Çankaya Köşkü’ndeki sofralardan birine misafir olup, ortamdan etkilenerek birden “Paşam ben artık bir Kemalist’im” deseydiniz, bir araba dayak yerdiniz. “Kemalist” kelimesi Gazi’nin hiç sevmediği bir kelimeydi, neden? Çünkü Kurtuluş yıllarında, İngiliz basınının Kuvvayı Milliye için “eşkiya” anlamında kullandığı (bizim 90’lı yıllarda PKK’ya “Apocu” dememiz gibi) bir kelimedir, Falih Rıfkı’nın Çankaya kitabını açın bakın, tek satırında o kelimeyi bulamazsınız...

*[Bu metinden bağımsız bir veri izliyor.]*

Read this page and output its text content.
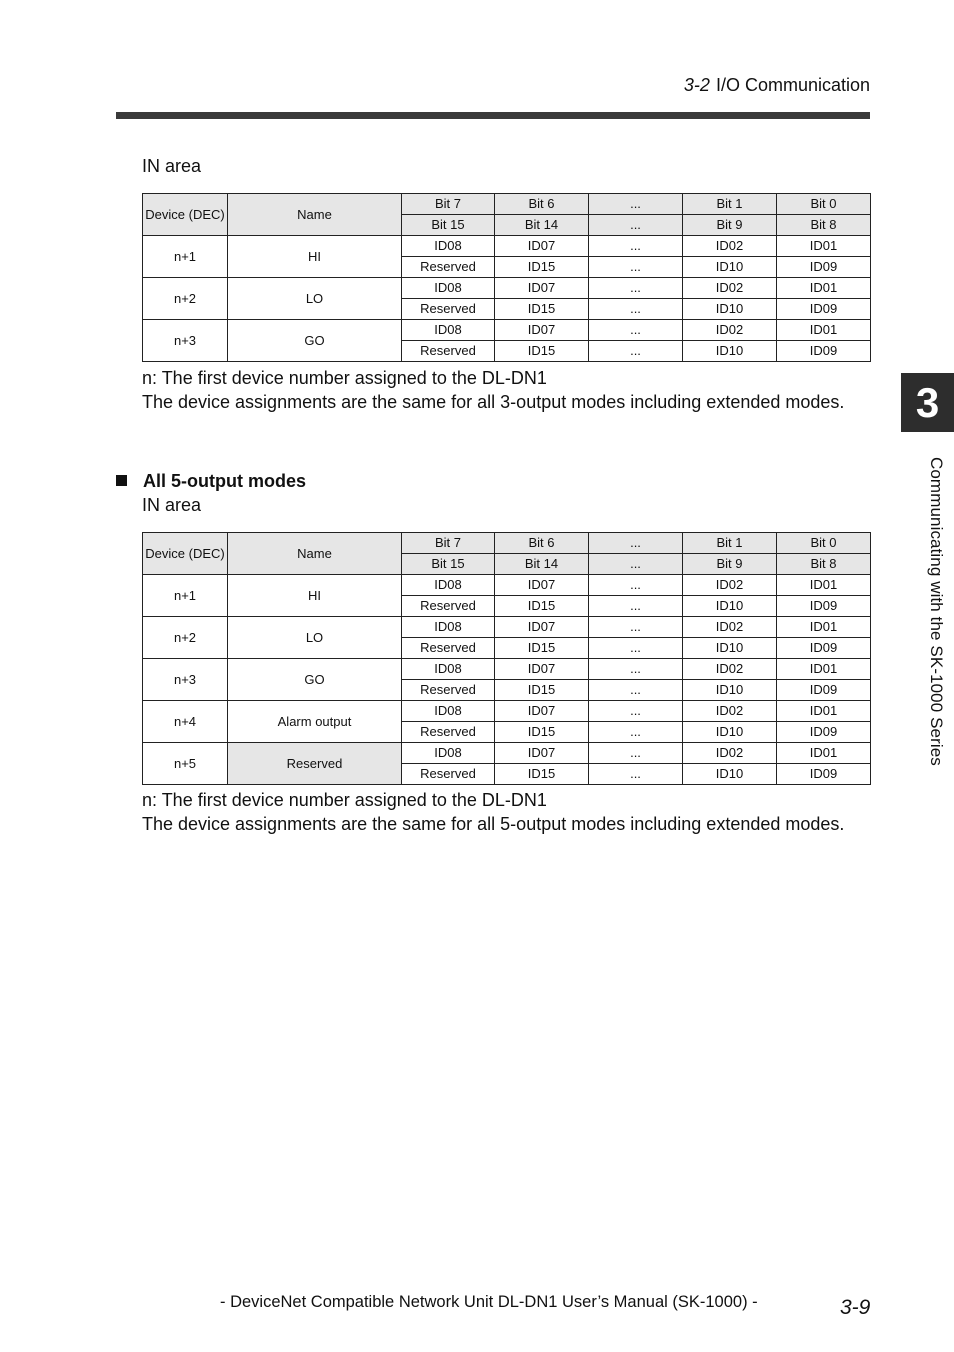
3-2 I/O Communication
IN area
Device (DEC)	Name	Bit 7	Bit 6	...	Bit 1	Bit 0
		Bit 15	Bit 14	...	Bit 9	Bit 8
n+1	HI	ID08	ID07	...	ID02	ID01
		Reserved	ID15	...	ID10	ID09
n+2	LO	ID08	ID07	...	ID02	ID01
		Reserved	ID15	...	ID10	ID09
n+3	GO	ID08	ID07	...	ID02	ID01
		Reserved	ID15	...	ID10	ID09

n: The first device number assigned to the DL-DN1

The device assignments are the same for all 3-output modes including extended modes.

All 5-output modes
IN area
Device (DEC)	Name	Bit 7	Bit 6	...	Bit 1	Bit 0
		Bit 15	Bit 14	...	Bit 9	Bit 8
n+1	HI	ID08	ID07	...	ID02	ID01
		Reserved	ID15	...	ID10	ID09
n+2	LO	ID08	ID07	...	ID02	ID01
		Reserved	ID15	...	ID10	ID09
n+3	GO	ID08	ID07	...	ID02	ID01
		Reserved	ID15	...	ID10	ID09
n+4	Alarm output	ID08	ID07	...	ID02	ID01
		Reserved	ID15	...	ID10	ID09
n+5	Reserved	ID08	ID07	...	ID02	ID01
		Reserved	ID15	...	ID10	ID09

n: The first device number assigned to the DL-DN1

The device assignments are the same for all 5-output modes including extended modes.

3
Communicating with the SK-1000 Series
- DeviceNet Compatible Network Unit DL-DN1 User’s Manual (SK-1000) -	3-9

Gazi’nin nezdinde yaşanılan süreç, “Türk inkılabı”dır... Bu sürece fikirsel zemin yaratmak için Kadro dergisi etrafında toplananlar işin sağını-solunu kurcalamışlar, ortaya bir hattından yürüdüğünde sonu faşizme, diğerinden yürüdüğünde marksizme çıkan bir garip sentez çıkınca da başarısızlıkla sonuçlanmıştır.
Gazi’nin gerçekleştirdiği aslında bir “yeniden yapılanma eylem planıdır...” Yaptığından bir ideoloji çıkarmaya çok meraklı olsaydı, bunu da kendi yapacak beyin kıvamına sahipti.
Yaklaşık 100 yıllık deneyim bize tek gerçeği gösteriyor: Gazi Mustafa Kemal’i “kurucu lider” olarak sahiplenmenin ana zemini, anti-emperyalist olmaktır!..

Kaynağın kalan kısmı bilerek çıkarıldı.